In a study using instrumental variable approach, Kruk and Reinhold (2014) showed some evidence that mothers with more children had more depressive symptoms in a number of European countries. It should be noted that depression and loneliness are distinct concepts (Weeks et al. 1980). Compared to depression, loneliness has a meaning that is more strongly linked to the actual and desired network of support, which is more sensitive to family size. This may explain the apparent discrepancy between our findings and those of Kruk and Reinhold (2014). Within the concept of loneliness, a distinction is sometimes made between emotional and social loneliness (De Jong Gierveld and Van Tilburg 2006; Weiss 1973). The former refers to the lack of a close bond of confidant, and the latter to a lack of contact. Additional analyses (full results available on request) suggested that number of children particularly affects social loneliness, but more research is needed to make conclusive statements about potential differences in the impact of high fertility on social loneliness and on emotional loneliness.
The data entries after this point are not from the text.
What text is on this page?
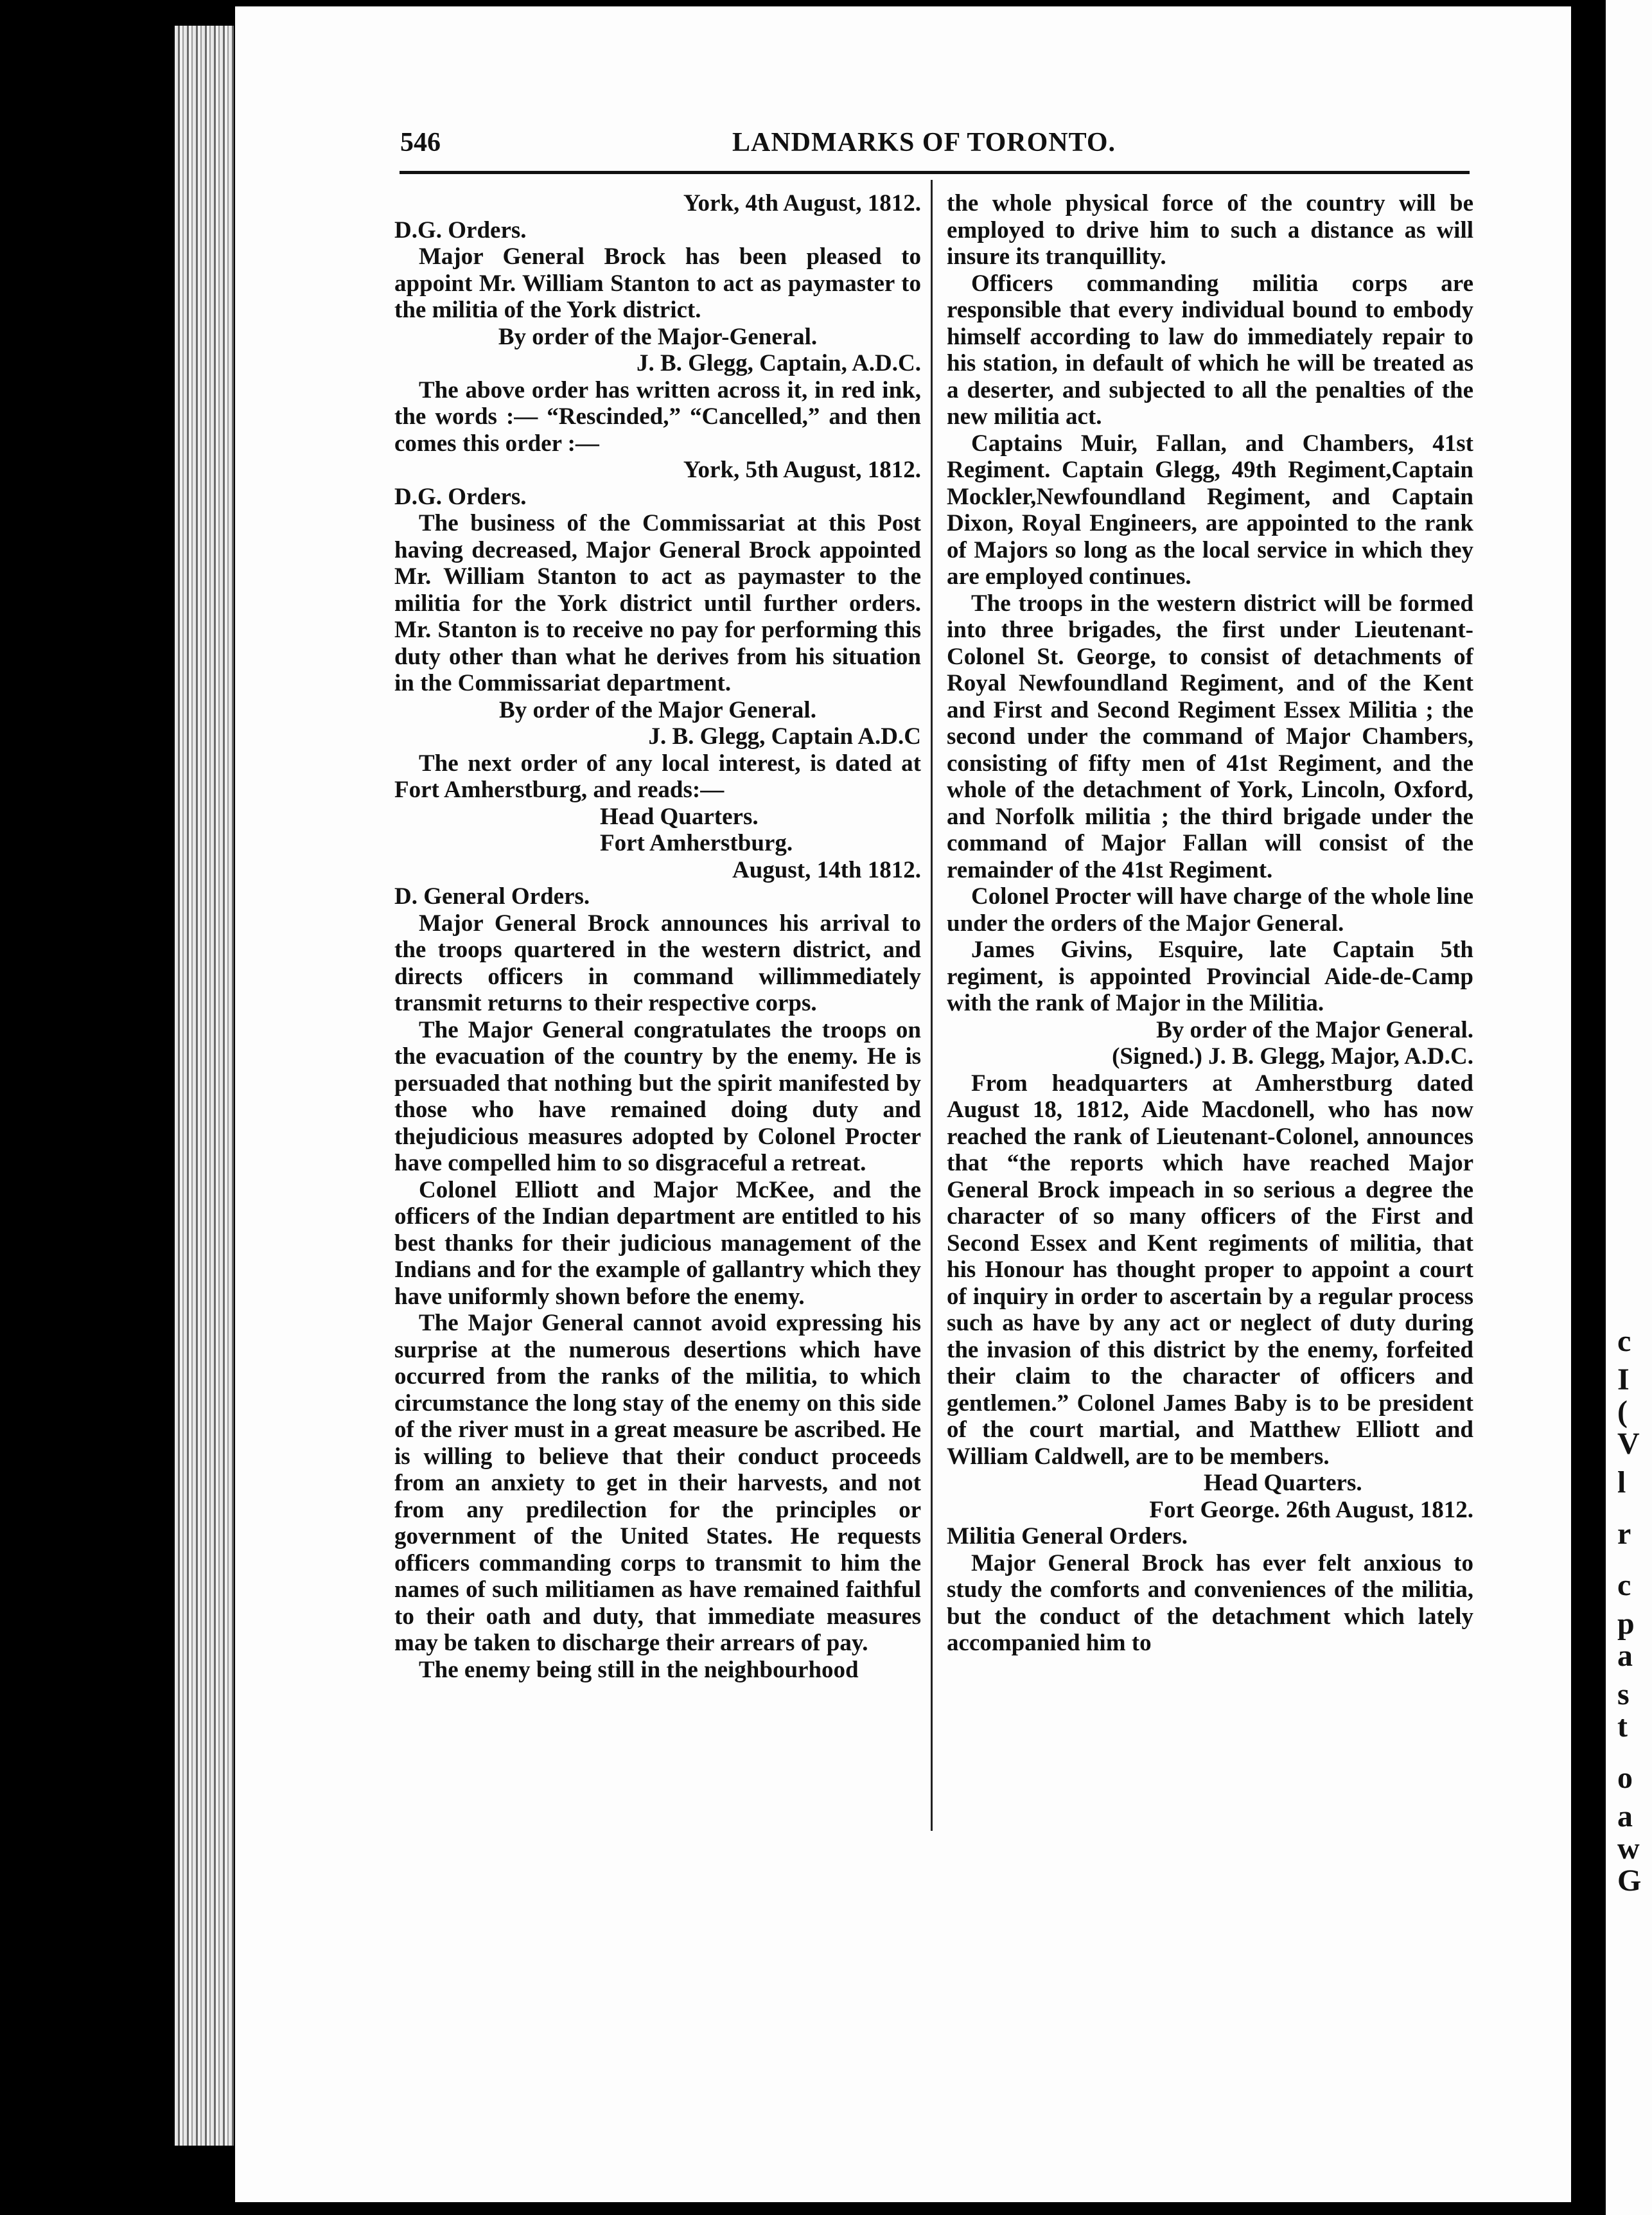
c
I
(
V
l
r
c
p
a
s
t
o
a
w
G
546	LANDMARKS OF TORONTO.

York, 4th August, 1812.

D.G. Orders.

Major General Brock has been pleased to appoint Mr. William Stanton to act as paymaster to the militia of the York district.

By order of the Major-General.

J. B. Glegg, Captain, A.D.C.

The above order has written across it, in red ink, the words :— “Rescinded,” “Cancelled,” and then comes this order :—

York, 5th August, 1812.

D.G. Orders.

The business of the Commissariat at this Post having decreased, Major General Brock appointed Mr. William Stanton to act as paymaster to the militia for the York district until further orders. Mr. Stanton is to receive no pay for performing this duty other than what he derives from his situation in the Commissariat department.

By order of the Major General.

J. B. Glegg, Captain A.D.C

The next order of any local interest, is dated at Fort Amherstburg, and reads:—

Head Quarters.

Fort Amherstburg.

August, 14th 1812.

D. General Orders.

Major General Brock announces his arrival to the troops quartered in the western district, and directs officers in command willimmediately transmit returns to their respective corps.

The Major General congratulates the troops on the evacuation of the country by the enemy. He is persuaded that nothing but the spirit manifested by those who have remained doing duty and thejudicious measures adopted by Colonel Procter have compelled him to so disgraceful a retreat.

Colonel Elliott and Major McKee, and the officers of the Indian department are entitled to his best thanks for their judicious management of the Indians and for the example of gallantry which they have uniformly shown before the enemy.

The Major General cannot avoid expressing his surprise at the numerous desertions which have occurred from the ranks of the militia, to which circumstance the long stay of the enemy on this side of the river must in a great measure be ascribed. He is willing to believe that their conduct proceeds from an anxiety to get in their harvests, and not from any predilection for the principles or government of the United States. He requests officers commanding corps to transmit to him the names of such militiamen as have remained faithful to their oath and duty, that immediate measures may be taken to discharge their arrears of pay.

The enemy being still in the neighbourhood

the whole physical force of the country will be employed to drive him to such a distance as will insure its tranquillity.

Officers commanding militia corps are responsible that every individual bound to embody himself according to law do immediately repair to his station, in default of which he will be treated as a deserter, and subjected to all the penalties of the new militia act.

Captains Muir, Fallan, and Chambers, 41st Regiment. Captain Glegg, 49th Regiment,Captain Mockler,Newfoundland Regiment, and Captain Dixon, Royal Engineers, are appointed to the rank of Majors so long as the local service in which they are employed continues.

The troops in the western district will be formed into three brigades, the first under Lieutenant-Colonel St. George, to consist of detachments of Royal Newfoundland Regiment, and of the Kent and First and Second Regiment Essex Militia ; the second under the command of Major Chambers, consisting of fifty men of 41st Regiment, and the whole of the detachment of York, Lincoln, Oxford, and Norfolk militia ; the third brigade under the command of Major Fallan will consist of the remainder of the 41st Regiment.

Colonel Procter will have charge of the whole line under the orders of the Major General.

James Givins, Esquire, late Captain 5th regiment, is appointed Provincial Aide-de-Camp with the rank of Major in the Militia.

By order of the Major General.

(Signed.) J. B. Glegg, Major, A.D.C.

From headquarters at Amherstburg dated August 18, 1812, Aide Macdonell, who has now reached the rank of Lieutenant-Colonel, announces that “the reports which have reached Major General Brock impeach in so serious a degree the character of so many officers of the First and Second Essex and Kent regiments of militia, that his Honour has thought proper to appoint a court of inquiry in order to ascertain by a regular process such as have by any act or neglect of duty during the invasion of this district by the enemy, forfeited their claim to the character of officers and gentlemen.” Colonel James Baby is to be president of the court martial, and Matthew Elliott and William Caldwell, are to be members.

Head Quarters.

Fort George. 26th August, 1812.

Militia General Orders.

Major General Brock has ever felt anxious to study the comforts and conveniences of the militia, but the conduct of the detachment which lately accompanied him to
A few limitations of the current study should be considered. The estimates produced by our instrumental variable approach are unbiased, but relatively unprecise, i.e. confidence intervals are large. As a consequence of this lack of precision, the coefficient estimate of an additional child in the instrumental variable model for fathers is statistically indistinguishable from both zero and the statistically significant negative coefficient estimate produced by the naïve ordinary least squares regression model. Therefore, we cannot be conclusive about a possible causal protective effect of having additional children among Eastern-European fathers. Moreover, our approach necessitated us to only include parents of two or more children in our analytical sample. Therefore, the estimated causal effects of additional children on later-life loneliness may be different from the true effects of first and second children. Plausibly, these effects are larger than the effects presented here, given that there is evidence to suggest diminishing returns of additional adult children for older parents (e.g., Grundy et al. 2019). Also, the instrument used exploits that older Eastern-European parents were more likely to plan to have an additional child when they did not have either a daughter or a son among their two firstborn children. This comes with the caveat that it does not predict additional unplanned children. The causal effects of additional children on later-life loneliness estimated in the instrumental variable models presented here are thus not valid for unplanned children.
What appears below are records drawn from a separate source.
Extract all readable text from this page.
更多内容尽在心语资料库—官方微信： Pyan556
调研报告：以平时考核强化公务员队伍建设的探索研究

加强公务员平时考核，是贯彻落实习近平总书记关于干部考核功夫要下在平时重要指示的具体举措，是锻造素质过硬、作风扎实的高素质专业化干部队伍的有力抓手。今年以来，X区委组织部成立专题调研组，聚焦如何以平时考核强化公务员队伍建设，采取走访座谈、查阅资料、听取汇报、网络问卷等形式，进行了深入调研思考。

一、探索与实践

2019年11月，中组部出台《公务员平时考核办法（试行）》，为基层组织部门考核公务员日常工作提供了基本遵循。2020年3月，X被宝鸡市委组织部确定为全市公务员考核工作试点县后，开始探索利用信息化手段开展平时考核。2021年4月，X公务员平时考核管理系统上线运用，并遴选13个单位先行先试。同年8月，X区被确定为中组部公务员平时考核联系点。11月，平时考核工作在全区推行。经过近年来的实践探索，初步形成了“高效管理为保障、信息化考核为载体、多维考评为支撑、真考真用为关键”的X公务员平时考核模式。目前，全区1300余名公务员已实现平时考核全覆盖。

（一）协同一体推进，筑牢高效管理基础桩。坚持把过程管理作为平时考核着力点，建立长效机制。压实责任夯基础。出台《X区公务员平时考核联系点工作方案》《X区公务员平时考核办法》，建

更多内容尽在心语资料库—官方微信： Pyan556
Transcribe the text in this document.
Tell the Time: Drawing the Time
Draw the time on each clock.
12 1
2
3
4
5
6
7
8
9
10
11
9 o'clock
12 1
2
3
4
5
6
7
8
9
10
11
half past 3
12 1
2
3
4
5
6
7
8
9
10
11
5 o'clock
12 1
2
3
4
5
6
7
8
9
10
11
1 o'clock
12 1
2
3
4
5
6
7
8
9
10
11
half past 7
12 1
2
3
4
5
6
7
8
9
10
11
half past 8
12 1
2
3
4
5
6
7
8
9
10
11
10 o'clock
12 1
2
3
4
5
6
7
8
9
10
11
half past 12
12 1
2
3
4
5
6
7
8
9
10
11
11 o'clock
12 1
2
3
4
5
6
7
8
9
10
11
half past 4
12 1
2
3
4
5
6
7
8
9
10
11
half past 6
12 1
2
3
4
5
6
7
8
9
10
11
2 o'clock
We examined eight Eastern-European countries, where older persons have to rely on offspring for their welfare and where gender and family norms tend to be traditional (Guetto et al. 2015; cf. Jappens and Van Bavel 2012). It would be interesting to test whether the causal protective effect of higher fertility on loneliness was weaker in Western-European countries where levels of de-familialization are higher (Saraceno 2010). However, in this study we focused on a relatively homogeneous context where traditional family and gender attitudes make a relatively strong preference for mixed-sex offspring likelyFootnote 2 (cf. Pollard and Morgan 2002). Further research is needed to identify variation across (clusters of) countries in the causal effect of higher fertility.
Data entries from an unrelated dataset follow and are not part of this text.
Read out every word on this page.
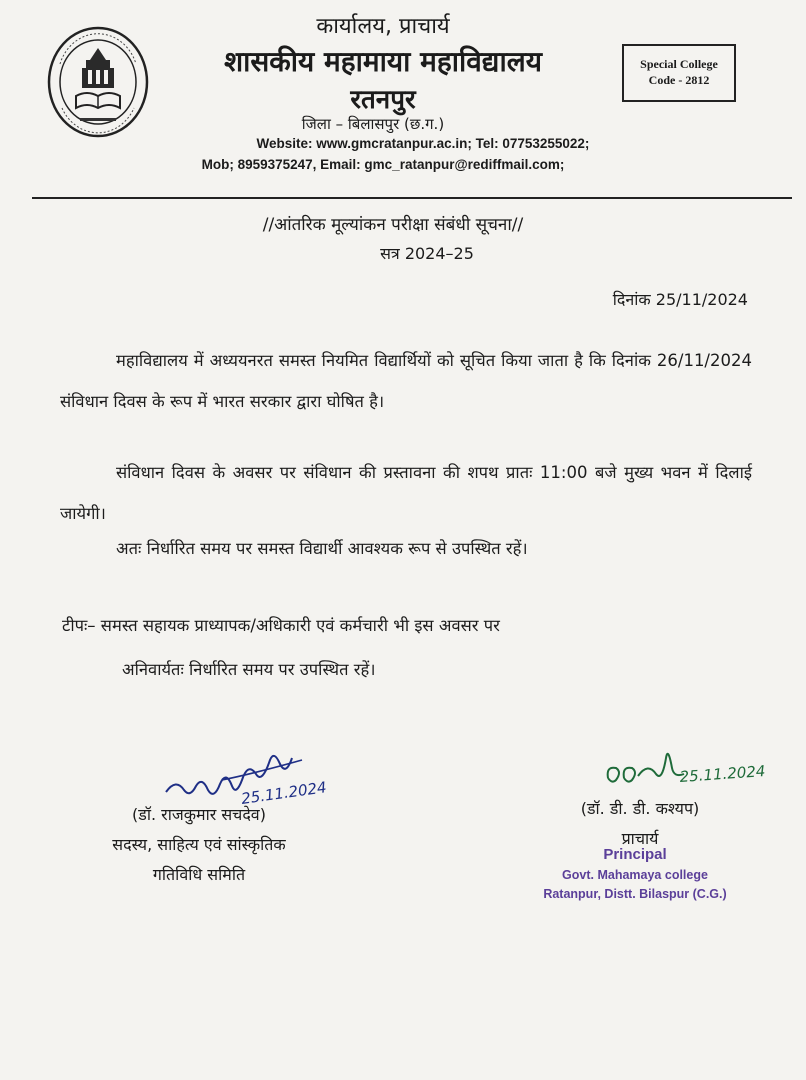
कार्यालय, प्राचार्य
शासकीय महामाया महाविद्यालय
रतनपुर
जिला – बिलासपुर (छ.ग.)
Website: www.gmcratanpur.ac.in; Tel: 07753255022;
Mob; 8959375247, Email: gmc_ratanpur@rediffmail.com;
Special College
Code - 2812
//आंतरिक मूल्यांकन परीक्षा संबंधी सूचना//
सत्र 2024–25
दिनांक 25/11/2024
महाविद्यालय में अध्ययनरत समस्त नियमित विद्यार्थियों को सूचित किया जाता है कि दिनांक 26/11/2024 संविधान दिवस के रूप में भारत सरकार द्वारा घोषित है।
संविधान दिवस के अवसर पर संविधान की प्रस्तावना की शपथ प्रातः 11:00 बजे मुख्य भवन में दिलाई जायेगी।
अतः निर्धारित समय पर समस्त विद्यार्थी आवश्यक रूप से उपस्थित रहें।
टीपः– समस्त सहायक प्राध्यापक/अधिकारी एवं कर्मचारी भी इस अवसर पर
अनिवार्यतः निर्धारित समय पर उपस्थित रहें।
25.11.2024
25.11.2024
(डॉ. राजकुमार सचदेव)
सदस्य, साहित्य एवं सांस्कृतिक
गतिविधि समिति
(डॉ. डी. डी. कश्यप)
प्राचार्य
Principal
Govt. Mahamaya college
Ratanpur, Distt. Bilaspur (C.G.)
Despite these limitations, our finding that having an additional child had a causal protective effect against later-life loneliness among Eastern-European mothers is important. In several Eastern-European countries, such as Bulgaria and Russia, a trend towards families with fewer children has been noted (Philipov and Kohler 2001; Sobotka 2003). Our results suggest that this trend may place new cohorts of older Eastern-European women at increased risk of loneliness.